Inoltre mostra come l’atrofia dei mitocondri, caratteristica dei soggetti obesi non è irreversibile, ma può essere migliorata con semplici strumenti quali attività fisica e corretto regime dietetico.
L’obesità aumenta considerevolmente la probabilità dell’insorgenza della resistenza all’insulina. Le strategie dietetiche per il trattamento e la prevenzione della resistenza insulinica variano in base alle caratteristiche di ciascun individuo, ma quasi tutti gli esperti concordano sul fatto che i sintomi migliorano molto riducendo il peso corporeo, anche solo del 10%, e aumentando l’attività fisica
I benefici dell’attività fisica per i soggetti obesi e/o diabetici sono notevoli: il compenso glicemico, il profilo lipidemico ed il benessere generale migliorano con un’attività regolare che abbia almeno la frequenza di 3 volte la settimana. Per quanto riguarda in specifico i soggetti obesi si consigliano almeno 5 sedute settimanali di circa 30 minuti. Per coloro che non sono abituati a fare sforzi fisici sarà necessario assumere un giusto apporto di glucosio prima di qualsiasi sforzo.

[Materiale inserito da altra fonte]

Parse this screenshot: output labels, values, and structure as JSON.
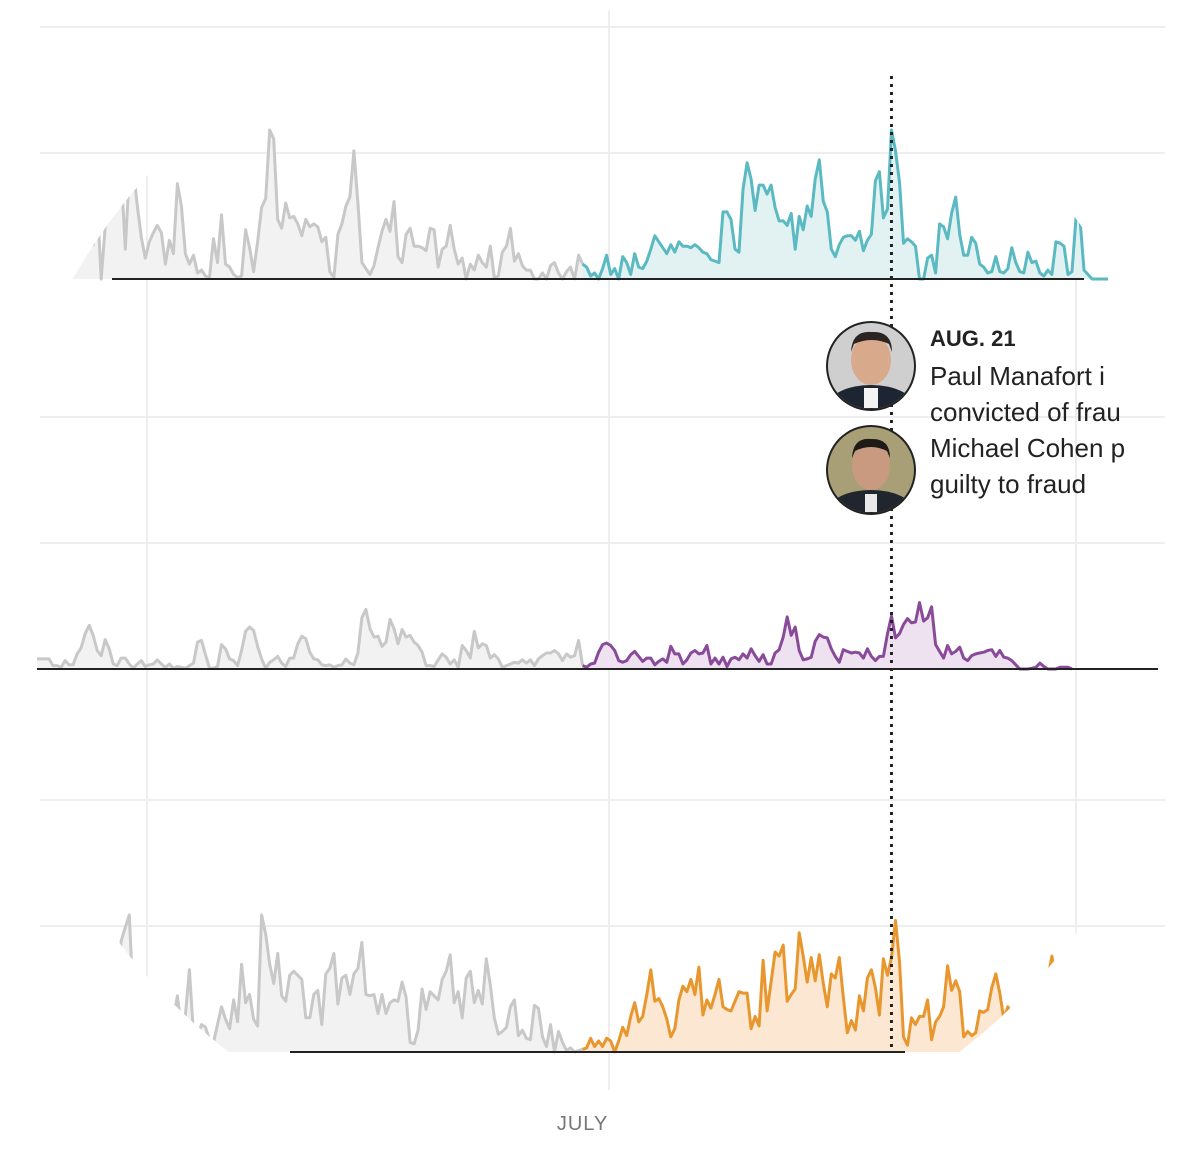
{
  "colors": {
    "before": "#c8c8c8",
    "beforeFill": "#f2f2f2",
    "panels": [
      "#5ab9c1",
      "#8a4a9a",
      "#e8962e"
    ],
    "fills": [
      "#e2f2f3",
      "#eee2f0",
      "#fbe7d2"
    ],
    "grid": "#eeeeee",
    "axis": "#222222",
    "marker": "#222222"
  },
  "icons": {
    "manafort": "manafort-portrait-icon",
    "cohen": "cohen-portrait-icon"
  },
  "annotation": {
    "date": "AUG. 21",
    "lines": [
      "Paul Manafort i",
      "convicted of frau",
      "Michael Cohen p",
      "guilty to fraud"
    ]
  },
  "chart_data": {
    "type": "area",
    "title": "",
    "xlabel": "",
    "ylabel": "",
    "x_tick_labels": [
      "JULY"
    ],
    "x_range": [
      0,
      259
    ],
    "split_index": 136,
    "event_index": 213,
    "event_label": "AUG. 21",
    "series": [
      {
        "name": "panel-1",
        "ylim": [
          0,
          100
        ],
        "values": [
          10,
          14,
          4,
          16,
          24,
          16,
          10,
          36,
          21,
          20,
          38,
          26,
          45,
          25,
          23,
          53,
          0,
          35,
          46,
          60,
          57,
          72,
          20,
          72,
          75,
          49,
          28,
          14,
          25,
          31,
          36,
          31,
          10,
          26,
          17,
          64,
          49,
          17,
          10,
          16,
          4,
          6,
          2,
          1,
          27,
          11,
          43,
          10,
          8,
          3,
          1,
          2,
          33,
          21,
          5,
          25,
          48,
          54,
          100,
          94,
          40,
          34,
          51,
          41,
          42,
          37,
          29,
          40,
          35,
          37,
          35,
          25,
          28,
          5,
          1,
          30,
          37,
          49,
          55,
          86,
          51,
          11,
          7,
          3,
          9,
          21,
          32,
          40,
          32,
          52,
          15,
          11,
          30,
          34,
          22,
          22,
          21,
          19,
          34,
          33,
          8,
          20,
          22,
          36,
          20,
          10,
          14,
          0,
          10,
          6,
          16,
          11,
          8,
          22,
          1,
          2,
          18,
          22,
          34,
          12,
          17,
          9,
          6,
          6,
          0,
          0,
          4,
          0,
          9,
          11,
          4,
          0,
          5,
          8,
          0,
          16,
          10,
          8,
          2,
          4,
          0,
          7,
          16,
          3,
          7,
          0,
          15,
          11,
          3,
          17,
          8,
          7,
          12,
          20,
          29,
          25,
          21,
          17,
          23,
          18,
          25,
          22,
          22,
          21,
          23,
          21,
          18,
          17,
          13,
          12,
          11,
          45,
          45,
          40,
          20,
          18,
          60,
          78,
          67,
          46,
          63,
          63,
          57,
          63,
          48,
          39,
          39,
          36,
          44,
          20,
          42,
          33,
          49,
          42,
          67,
          80,
          52,
          45,
          20,
          15,
          23,
          28,
          29,
          29,
          26,
          32,
          19,
          26,
          30,
          66,
          72,
          41,
          47,
          100,
          86,
          65,
          24,
          27,
          25,
          22,
          0,
          0,
          14,
          16,
          4,
          37,
          35,
          27,
          44,
          55,
          30,
          16,
          16,
          28,
          24,
          10,
          8,
          4,
          5,
          15,
          5,
          4,
          7,
          21,
          11,
          5,
          4,
          18,
          11,
          12,
          4,
          2,
          6,
          3,
          25,
          24,
          22,
          3,
          5,
          41,
          40,
          6,
          3,
          0,
          0,
          0,
          0,
          0
        ]
      },
      {
        "name": "panel-2",
        "ylim": [
          0,
          100
        ],
        "values": [
          12,
          12,
          12,
          12,
          4,
          4,
          2,
          10,
          5,
          5,
          18,
          25,
          42,
          52,
          40,
          22,
          16,
          35,
          24,
          6,
          4,
          13,
          13,
          6,
          1,
          6,
          10,
          3,
          5,
          6,
          11,
          6,
          2,
          6,
          1,
          3,
          2,
          1,
          4,
          7,
          32,
          34,
          17,
          1,
          1,
          3,
          29,
          24,
          12,
          10,
          4,
          22,
          45,
          50,
          46,
          27,
          12,
          1,
          8,
          11,
          15,
          7,
          3,
          13,
          13,
          30,
          39,
          36,
          20,
          12,
          11,
          5,
          4,
          5,
          2,
          4,
          5,
          12,
          7,
          5,
          19,
          61,
          71,
          48,
          38,
          39,
          27,
          32,
          59,
          48,
          30,
          47,
          38,
          40,
          32,
          28,
          20,
          4,
          4,
          3,
          11,
          18,
          14,
          6,
          11,
          2,
          28,
          22,
          13,
          45,
          25,
          30,
          28,
          13,
          17,
          12,
          2,
          4,
          6,
          8,
          7,
          11,
          7,
          11,
          4,
          12,
          16,
          19,
          19,
          22,
          18,
          10,
          18,
          14,
          16,
          34,
          4,
          2,
          6,
          7,
          20,
          29,
          31,
          28,
          22,
          10,
          8,
          10,
          17,
          21,
          15,
          9,
          13,
          13,
          5,
          9,
          12,
          8,
          27,
          18,
          18,
          6,
          11,
          19,
          22,
          18,
          19,
          28,
          6,
          13,
          6,
          14,
          3,
          12,
          14,
          11,
          18,
          13,
          24,
          16,
          9,
          17,
          6,
          6,
          19,
          23,
          38,
          62,
          40,
          50,
          22,
          11,
          12,
          14,
          33,
          41,
          38,
          37,
          24,
          15,
          8,
          23,
          21,
          19,
          20,
          19,
          13,
          24,
          15,
          10,
          15,
          15,
          42,
          63,
          37,
          42,
          53,
          60,
          55,
          56,
          79,
          57,
          61,
          74,
          29,
          21,
          13,
          28,
          18,
          21,
          26,
          13,
          10,
          16,
          18,
          19,
          20,
          22,
          23,
          15,
          22,
          14,
          13,
          10,
          5,
          0,
          0,
          0,
          1,
          2,
          7,
          3,
          0,
          0,
          0,
          2,
          2,
          2,
          0
        ]
      },
      {
        "name": "panel-3",
        "ylim": [
          0,
          100
        ],
        "values": [
          24,
          24,
          19,
          30,
          31,
          29,
          16,
          27,
          48,
          55,
          25,
          41,
          69,
          18,
          20,
          32,
          20,
          3,
          25,
          61,
          57,
          81,
          91,
          100,
          36,
          30,
          51,
          50,
          33,
          42,
          24,
          31,
          38,
          36,
          24,
          41,
          17,
          27,
          60,
          13,
          12,
          20,
          18,
          9,
          7,
          20,
          33,
          24,
          17,
          38,
          22,
          64,
          36,
          42,
          24,
          19,
          100,
          86,
          64,
          50,
          72,
          41,
          37,
          56,
          59,
          56,
          53,
          25,
          25,
          42,
          45,
          20,
          57,
          61,
          72,
          35,
          54,
          56,
          42,
          57,
          61,
          80,
          42,
          41,
          42,
          28,
          42,
          28,
          36,
          38,
          37,
          51,
          40,
          7,
          6,
          16,
          46,
          31,
          44,
          41,
          38,
          53,
          59,
          71,
          36,
          44,
          25,
          54,
          59,
          36,
          45,
          35,
          68,
          49,
          25,
          13,
          15,
          18,
          33,
          38,
          12,
          16,
          10,
          9,
          34,
          32,
          11,
          4,
          20,
          0,
          15,
          7,
          1,
          3,
          0,
          1,
          2,
          3,
          10,
          4,
          8,
          4,
          10,
          8,
          0,
          8,
          18,
          12,
          26,
          36,
          22,
          26,
          42,
          60,
          37,
          39,
          33,
          24,
          11,
          17,
          38,
          48,
          44,
          53,
          42,
          62,
          27,
          38,
          32,
          42,
          53,
          33,
          31,
          30,
          37,
          44,
          43,
          43,
          17,
          26,
          19,
          67,
          30,
          51,
          73,
          70,
          78,
          37,
          42,
          46,
          87,
          70,
          51,
          69,
          52,
          71,
          50,
          33,
          57,
          54,
          69,
          40,
          14,
          23,
          16,
          41,
          30,
          54,
          60,
          47,
          27,
          68,
          56,
          69,
          96,
          66,
          11,
          5,
          25,
          20,
          26,
          26,
          38,
          9,
          22,
          26,
          33,
          63,
          45,
          52,
          44,
          11,
          15,
          12,
          14,
          30,
          29,
          31,
          47,
          57,
          43,
          24,
          33,
          28,
          18,
          10,
          32,
          19,
          16,
          22,
          42,
          34,
          54,
          70,
          51,
          8,
          40,
          12,
          12,
          25,
          49,
          49,
          33,
          47,
          43,
          69
        ]
      }
    ]
  }
}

Unitamente all’attività fisica è necessario concordare con il proprio medico anche un regime dietetico corretto che deve avere 3 obiettivi fondamentali:
Mantenere la glicemia a livelli quasi normali
Normalizzare l’assetto lipidico
Stabilizzare il proprio peso corporeo entro certi canoni d’accettabilità

Un elemento fondamentale è il controllo del peso, poiché condiziona l’insulino-resistenza, il fabbisogno insulinico ed il conseguente controllo glicemico, un adeguato apporto calorico giornaliero è complementare alla pianificazione alimentare.
Nei soggetti obesi la riduzione dell’introito calorico che porta ad una diminuzione del peso corporeo di circa il 10 – 15%, migliora la sensibilità all’insulina e la captazione di glucosio, riduce la secrezione insulinica e la produzione epatica di glucosio.
Ricordiamo che il grasso corporeo localizzato nella parte superiore del corpo aumenta il rischio di andare incontro a diabete, malattie cardiovascolari ed ipertensione, utile nella diagnostica è la misurazione della circonferenza della vita che se superiore a 94 nell’uomo e 80 nella donna (valori aggiornati) indica un elevato rischio di mortalità per malattie cardiovascolari.

La risposta glicemica è influenzata anche dalla lavorazione, preparazione e velocità di digestione dell’alimento.
Un regime dietetico corretto deve tener conto che il fattore più importante alla risposta glicemica è il contenuto complessivo di carboidrati presenti nella dieta; mentre grassi e proteine danno un contributo nel rallentare la velocità di digestione e di assorbimento dei carboidrati, ne consegue che, stabilita la quantità di carboidrati da fornire, questi dovrebbero essere ripartiti fra pasti principali e spuntini, in modo da ottenere risposte glicemiche ottimali. Altro fattore importante sono le fibre, forma non digeribile di carboidrati, che contribuiscono a creare volume e sembrano rallentare la digestione e l’assorbimento dei carboidrati. Le fibre solubili, come quelle ritrovate nella crusca d’avena e nei legumi, possono smorzare la risposta glicemica, post-prandiale e ridurre la colesterolemia. Al contrario le fibre non solubili, come quelle di frumento, di numerosi frutti e vegetali, hanno uno scarso impatto sulla glicemia e sulla colesterolemia, ma hanno una notevole azione sulla motilità intestinale.
Infine, per quanto riguarda l’apporto di vitamine e sali minerali, attualmente non vi sono evidenti dimostrazioni di un aumentato fabbisogno, ma gli antiossidanti, come il beta-carotene, la vitamina E e la vitamina C, sono stati ritenuti potenzialmente utili nel ridurre il rischio di malattie cardiovascolari.